Opinion
Decided July 9th, 1931.
A tax lien on personal property is superior to the lien of a prior chattel mortgage. Township of Cranberry v. Chamberlin Barclay, Inc., 6 N.J. Mis. R. 39, followed.
On receivership report. Directions.
Mr. S. Claude Garrison, for the town of Boonton. Mr. Israel B. Greene, for the receiver.
The question presented is one of priority of liens. The defendant company, insolvent and in the hands of a receiver, was located in the town of Boonton. The town had assessed the company for personal taxes before the receivership and after the receiver took possession it issued a distress warrant to recover the taxes, of which the receiver had notice. The personal assets came to the receiver subject to a chattel mortgage, antedating the assessment, and he sold them free of the mortgage and the taxes. The town claims priority of payment out of the proceeds, over the chattel mortgage. In Cranberry v. Chamberlin Barclay, Inc., 6 N.J. Mis. R. 39, our supreme court held that a tax on personal property is superior to the lien of a prior chattel mortgage by virtue of section 513 of the Tax act of 1918 ( Cum. Supp. Comp. Stat. p. 3499), which provides that no assessment of tax shall be set aside for irregularity, c., and that the reviewing court in the event of defects, shall amend the assessment and fix the tax and "the same shall be and remain a first lien or charge upon the property and person and collectible in the manner provided by law, the same as if such tax or assessment had been legally levied, assessed or imposed in the first instance." Though the view generally had been that a tax on personal property was a debt and that a lien could be had only by a levy under a distress warrant, and that the lien feature of the section above quoted was intended to give a lien for the assessment made by the court only where the tax would have been a lien had it been legally imposed in the first instance, our court of errors and appeals unanimously affirmed the supreme court ( 105 N.J. Law 236) and by that ruling we are bound.

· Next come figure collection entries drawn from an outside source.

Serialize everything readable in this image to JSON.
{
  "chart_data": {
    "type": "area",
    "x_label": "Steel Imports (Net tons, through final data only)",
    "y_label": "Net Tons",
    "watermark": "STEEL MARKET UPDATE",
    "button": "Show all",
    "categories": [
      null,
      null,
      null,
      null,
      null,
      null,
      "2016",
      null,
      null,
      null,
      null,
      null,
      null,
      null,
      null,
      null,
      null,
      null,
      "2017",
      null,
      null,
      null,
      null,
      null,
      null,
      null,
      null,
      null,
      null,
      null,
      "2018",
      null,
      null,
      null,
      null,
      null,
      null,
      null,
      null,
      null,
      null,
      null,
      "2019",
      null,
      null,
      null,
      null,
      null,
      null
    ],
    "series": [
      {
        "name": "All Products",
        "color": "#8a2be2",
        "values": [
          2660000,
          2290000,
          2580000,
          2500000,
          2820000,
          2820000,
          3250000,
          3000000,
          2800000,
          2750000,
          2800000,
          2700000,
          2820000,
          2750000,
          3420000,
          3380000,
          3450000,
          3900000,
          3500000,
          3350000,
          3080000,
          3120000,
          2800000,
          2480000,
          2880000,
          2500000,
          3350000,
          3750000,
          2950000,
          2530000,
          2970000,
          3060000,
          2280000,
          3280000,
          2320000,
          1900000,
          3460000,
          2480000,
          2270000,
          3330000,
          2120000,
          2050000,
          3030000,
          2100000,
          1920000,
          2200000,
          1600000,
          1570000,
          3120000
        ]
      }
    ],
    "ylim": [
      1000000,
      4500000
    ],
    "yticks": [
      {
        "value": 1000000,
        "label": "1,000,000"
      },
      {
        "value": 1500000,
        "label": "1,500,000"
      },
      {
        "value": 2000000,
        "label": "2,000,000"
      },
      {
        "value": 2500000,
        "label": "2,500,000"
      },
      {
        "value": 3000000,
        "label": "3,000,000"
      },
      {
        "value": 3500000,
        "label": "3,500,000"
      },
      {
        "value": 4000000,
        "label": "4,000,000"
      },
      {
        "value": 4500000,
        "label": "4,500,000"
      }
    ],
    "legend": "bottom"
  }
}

The distress warrant in this case was issued after the assets were in the possession of the receiver, in custodia legis, and a levy under it would have been a contempt, but its operation, in legal contemplation, is the same as if the levy had been made. Duryee v. United States Credit System Co., 55 N.J. Eq. 311. The writ was in execution of a lien which existed before the receivership and the receiver took cum onere. Mack Manufacturing Co. v. Citizens Construction Co., 85 N.J. Eq. 331.
The fact that the distress warrant was issued after title passed to the receiver, does not render its legal operation ineffective as against the mortgagee; and as to the receiver, he is duty bound to pay taxes out of the first moneys in his hands, whether there be a lien by levy or not. Under section 223 of the Tax act ( Comp. Stat. p. 5182) taxes take precedence in receiver's distribution of the general estate. In the present instance the receiver is not making distribution; he is paying off and discharging liens on the funds in his hands.
The receiver is directed to pay the taxes.